For the past 20 years, Castle has worked as a scholar activist and media maker in collaboration with Native nations and underrepresented communities to share unknown or erased histories to disrupt the master narrative.
Her latest film, “Warrior Women,” will air at 10 p.m. Monday, July 6, on New Mexico PBS. It will air again at 1 a.m. Wednesday,
July 8, and 10 p.m. July 12 on Channel 9.1.
“Unknown history is pretty important,” Castle says. “There’s so much to be talking about, and there’s always the hope things can change. That’s why I became a filmmaker.”
“Warrior Women” tells the story of the organizers of the American Indian Movement, who fought for Native liberation and survival as a community of extended families, beginning in the 1970s.

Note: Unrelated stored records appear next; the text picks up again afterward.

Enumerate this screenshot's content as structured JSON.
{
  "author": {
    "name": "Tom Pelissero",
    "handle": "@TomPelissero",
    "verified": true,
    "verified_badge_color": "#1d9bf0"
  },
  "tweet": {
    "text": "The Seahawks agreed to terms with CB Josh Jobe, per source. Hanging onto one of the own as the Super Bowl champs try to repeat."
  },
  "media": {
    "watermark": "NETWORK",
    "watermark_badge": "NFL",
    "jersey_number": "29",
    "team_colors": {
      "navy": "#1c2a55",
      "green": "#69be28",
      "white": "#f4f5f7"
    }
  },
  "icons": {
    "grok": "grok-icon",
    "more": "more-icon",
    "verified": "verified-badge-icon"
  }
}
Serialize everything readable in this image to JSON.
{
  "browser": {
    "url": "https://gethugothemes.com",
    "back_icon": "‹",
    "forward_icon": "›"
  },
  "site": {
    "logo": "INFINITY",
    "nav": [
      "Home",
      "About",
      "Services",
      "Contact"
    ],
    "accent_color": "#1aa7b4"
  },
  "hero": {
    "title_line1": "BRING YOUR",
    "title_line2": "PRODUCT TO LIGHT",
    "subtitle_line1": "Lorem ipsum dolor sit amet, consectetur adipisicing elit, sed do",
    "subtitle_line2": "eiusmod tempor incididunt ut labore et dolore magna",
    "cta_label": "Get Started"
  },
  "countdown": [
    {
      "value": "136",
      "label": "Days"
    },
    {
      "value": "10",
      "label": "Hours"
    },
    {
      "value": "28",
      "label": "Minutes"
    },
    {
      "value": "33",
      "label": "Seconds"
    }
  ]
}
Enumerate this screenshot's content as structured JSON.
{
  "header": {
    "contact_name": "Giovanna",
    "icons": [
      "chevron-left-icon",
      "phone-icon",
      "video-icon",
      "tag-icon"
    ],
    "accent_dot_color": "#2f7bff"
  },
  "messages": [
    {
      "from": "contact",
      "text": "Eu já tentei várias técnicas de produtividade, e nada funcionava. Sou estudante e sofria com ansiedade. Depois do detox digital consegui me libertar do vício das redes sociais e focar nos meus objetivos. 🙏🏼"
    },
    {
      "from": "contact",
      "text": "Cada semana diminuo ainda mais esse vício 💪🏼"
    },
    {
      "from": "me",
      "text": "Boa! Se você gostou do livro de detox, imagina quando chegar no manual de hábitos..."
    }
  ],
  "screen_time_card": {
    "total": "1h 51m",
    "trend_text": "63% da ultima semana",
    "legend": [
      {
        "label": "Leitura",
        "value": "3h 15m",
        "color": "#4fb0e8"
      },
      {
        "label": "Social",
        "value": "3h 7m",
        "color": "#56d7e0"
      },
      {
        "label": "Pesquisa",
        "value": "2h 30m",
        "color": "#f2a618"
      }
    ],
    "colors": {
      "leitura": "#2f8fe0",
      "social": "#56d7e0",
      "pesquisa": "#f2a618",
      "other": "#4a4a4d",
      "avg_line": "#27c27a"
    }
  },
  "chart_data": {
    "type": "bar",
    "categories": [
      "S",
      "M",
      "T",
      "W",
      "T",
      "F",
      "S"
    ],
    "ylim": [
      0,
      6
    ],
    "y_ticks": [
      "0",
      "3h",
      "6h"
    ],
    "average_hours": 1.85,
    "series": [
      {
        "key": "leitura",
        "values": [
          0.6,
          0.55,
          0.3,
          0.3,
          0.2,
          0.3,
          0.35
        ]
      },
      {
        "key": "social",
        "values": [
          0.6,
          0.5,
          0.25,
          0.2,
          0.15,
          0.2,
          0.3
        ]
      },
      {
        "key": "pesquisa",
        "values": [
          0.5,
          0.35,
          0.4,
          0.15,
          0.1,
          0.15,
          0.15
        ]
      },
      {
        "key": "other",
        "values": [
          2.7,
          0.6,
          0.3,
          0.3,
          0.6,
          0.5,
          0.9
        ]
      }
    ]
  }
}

It tells the story of Madonna Thunder Hawk, one such AIM leader who shaped a kindred group of activists’ children — including her daughter, Marcella Gilbert — into the We Will Remember Survival School as a Native alternative to government-run education.
Together, Thunder Hawk and Gilbert fought for Native rights in an environment that made them more comrades than mother and daughter.
Today, with Gilbert now a mother herself, both are still at the forefront of Native issues, fighting against the environmental devastation of the Dakota Access Pipeline and for Indigenous cultural values.
Castle says the film explores what it means to navigate a movement and motherhood and how activist legacies are passed down and transformed from generation to generation in the context of colonizing government that meets Native resistance with violence.
“We were able to make something that was inspirational but didn’t have to be that ‘typical’ Native film,” she says. “It doesn’t end with superficial hope, someone looking off into the distance. This film is about genocide, and it’s about resilience and survival. These women are still fighting for a change decades later. There is also a Native movement that has been going on for decades.”
Castle wanted to weave the film around the stories of the women and their fight.
“I wanted to show that despite their pain, they can still enjoy life,” she says. “When they talk to friends and family, they can still just be themselves. It’s an important aspect.”